Accepting What God Is Already Doing
So many times in the biblical narratives, we learn more of ourselves in reading them than we do of ancient history. The words of Gideon’s question in this passage leap readily to our own lips: “If the Lord is with us, why then has all this befallen us?” (verse 13, rsv).
God seems so far away when our lives are filled with death, suffering, boredom, jobs we don’t like, people we don’t understand, circumstances we can’t change. We listen for the answer to Gideon’s question in hopes we may hear an answer to our own. But as so often happens in the encounters between God and people in the Bible, there is no answer, at least not what we would ordinarily classify as an answer. Rather, there is a command: “Save Israel from Midian” (verse 14, msg).
Gideon’s response is much like ours would be: “Look at me. My clan’s the weakest in Manasseh and I’m the runt of the litter” (verse 15, msg).

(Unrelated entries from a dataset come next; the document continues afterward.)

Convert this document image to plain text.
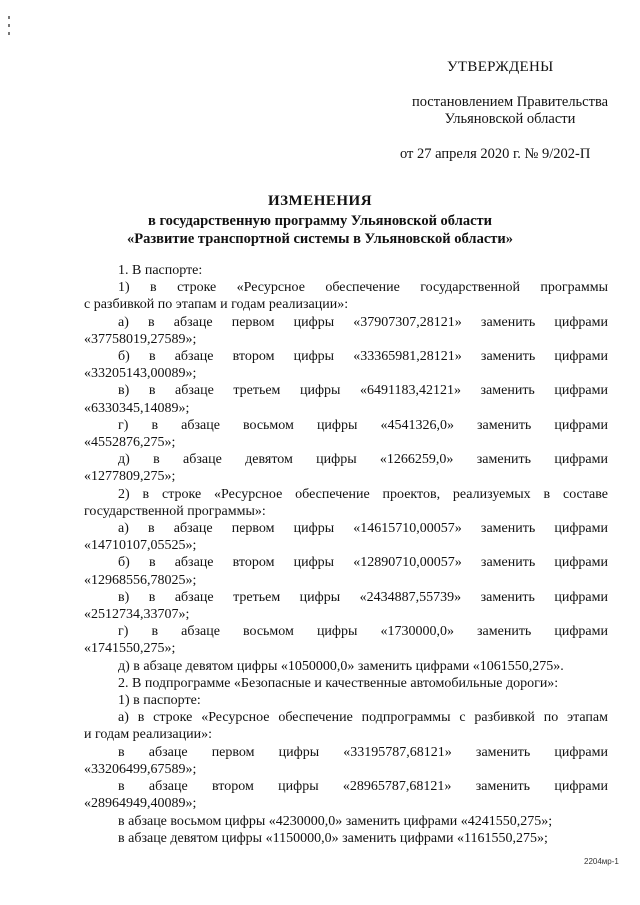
УТВЕРЖДЕНЫ
постановлением Правительства
Ульяновской области
от 27 апреля 2020 г. № 9/202-П
ИЗМЕНЕНИЯ
в государственную программу Ульяновской области
«Развитие транспортной системы в Ульяновской области»
1. В паспорте:
1) в строке «Ресурсное обеспечение государственной программы
с разбивкой по этапам и годам реализации»:
а) в абзаце первом цифры «37907307,28121» заменить цифрами
«37758019,27589»;
б) в абзаце втором цифры «33365981,28121» заменить цифрами
«33205143,00089»;
в) в абзаце третьем цифры «6491183,42121» заменить цифрами
«6330345,14089»;
г) в абзаце восьмом цифры «4541326,0» заменить цифрами
«4552876,275»;
д) в абзаце девятом цифры «1266259,0» заменить цифрами
«1277809,275»;
2) в строке «Ресурсное обеспечение проектов, реализуемых в составе
государственной программы»:
а) в абзаце первом цифры «14615710,00057» заменить цифрами
«14710107,05525»;
б) в абзаце втором цифры «12890710,00057» заменить цифрами
«12968556,78025»;
в) в абзаце третьем цифры «2434887,55739» заменить цифрами
«2512734,33707»;
г) в абзаце восьмом цифры «1730000,0» заменить цифрами
«1741550,275»;
д) в абзаце девятом цифры «1050000,0» заменить цифрами «1061550,275».
2. В подпрограмме «Безопасные и качественные автомобильные дороги»:
1) в паспорте:
а) в строке «Ресурсное обеспечение подпрограммы с разбивкой по этапам
и годам реализации»:
в абзаце первом цифры «33195787,68121» заменить цифрами
«33206499,67589»;
в абзаце втором цифры «28965787,68121» заменить цифрами
«28964949,40089»;
в абзаце восьмом цифры «4230000,0» заменить цифрами «4241550,275»;
в абзаце девятом цифры «1150000,0» заменить цифрами «1161550,275»;
2204мр-1
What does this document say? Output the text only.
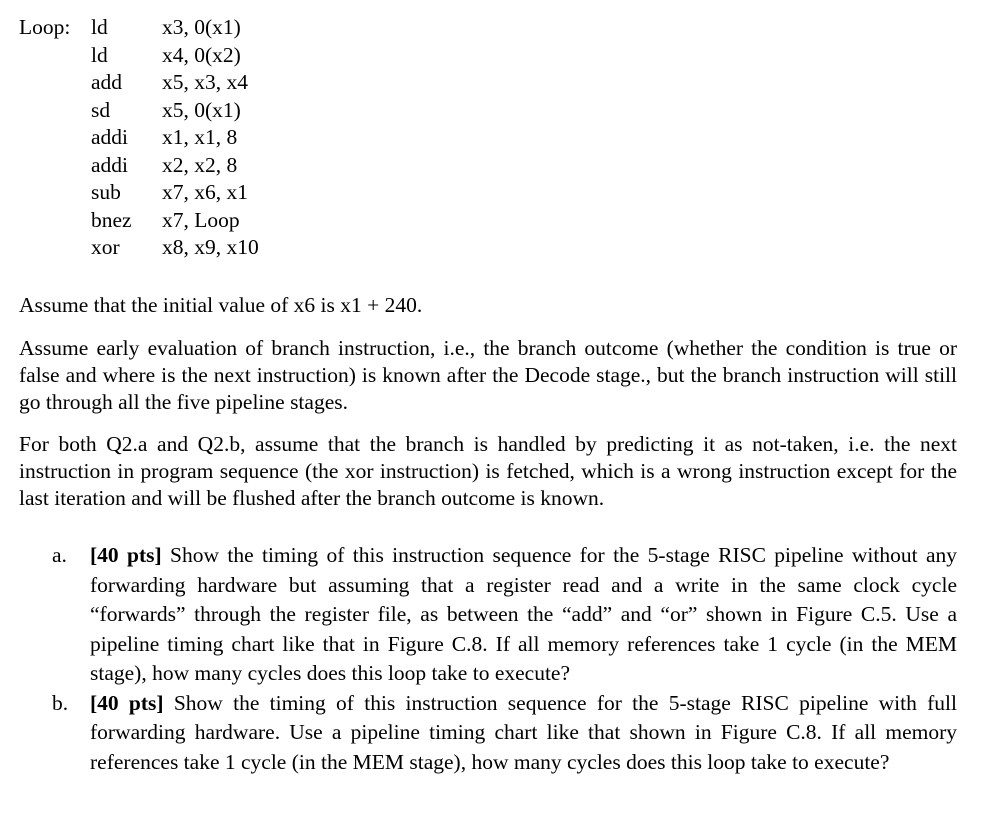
Loop: ld	x3, 0(x1)
ld	x4, 0(x2)
add x5, x3, x4
sd x5, 0(x1)
addi x1, x1, 8
addi x2, x2, 8
sub x7, x6, x1
bnez x7, Loop
xor x8, x9, x10

Assume that the initial value of x6 is x1 + 240.

Assume early evaluation of branch instruction, i.e., the branch outcome (whether the condition is true or false and where is the next instruction) is known after the Decode stage., but the branch instruction will still go through all the five pipeline stages.

For both Q2.a and Q2.b, assume that the branch is handled by predicting it as not-taken, i.e. the next instruction in program sequence (the xor instruction) is fetched, which is a wrong instruction except for the last iteration and will be flushed after the branch outcome is known.

a. [40 pts] Show the timing of this instruction sequence for the 5-stage RISC pipeline without any forwarding hardware but assuming that a register read and a write in the same clock cycle “forwards” through the register file, as between the “add” and “or” shown in Figure C.5. Use a pipeline timing chart like that in Figure C.8. If all memory references take 1 cycle (in the MEM stage), how many cycles does this loop take to execute?
b. [40 pts] Show the timing of this instruction sequence for the 5-stage RISC pipeline with full forwarding hardware. Use a pipeline timing chart like that shown in Figure C.8. If all memory references take 1 cycle (in the MEM stage), how many cycles does this loop take to execute?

But God showed Gideon that there was to be no more introspection over past failures, no speculation on the ways of fate, no self-evaluation. The initiative was in God’s hands, as it had been back in Egypt. Gideon had only to obey and adhere to the promise. He had only to serve, and God would bring the victory.
Now, you can look back over your lifetime, search through family histories, observe the traditions of the nation, and see what happens when a person declines to respond to God and rejects his love. Disobedience is fairly easy to diagnose. Among the usual symptoms are sluggish moral reflexes, an uneasy conscience that interferes with your digestion, a load of guilt that makes you tire easily, and a low-grade depression that saps you of creative energies.
For you who recognize such symptoms in yourself, I have good news: God loves you, and he is ready to forgive your sins and create new and eternal life in you. God is ready, at this moment, to cancel out the past, to wipe out the record, to burn the files on you. Nothing you have done or can imagine disqualifies you from accepting what he is even now doing for you.
When does a sense of your own weakness or awareness of past failures keep you from following God’s direction?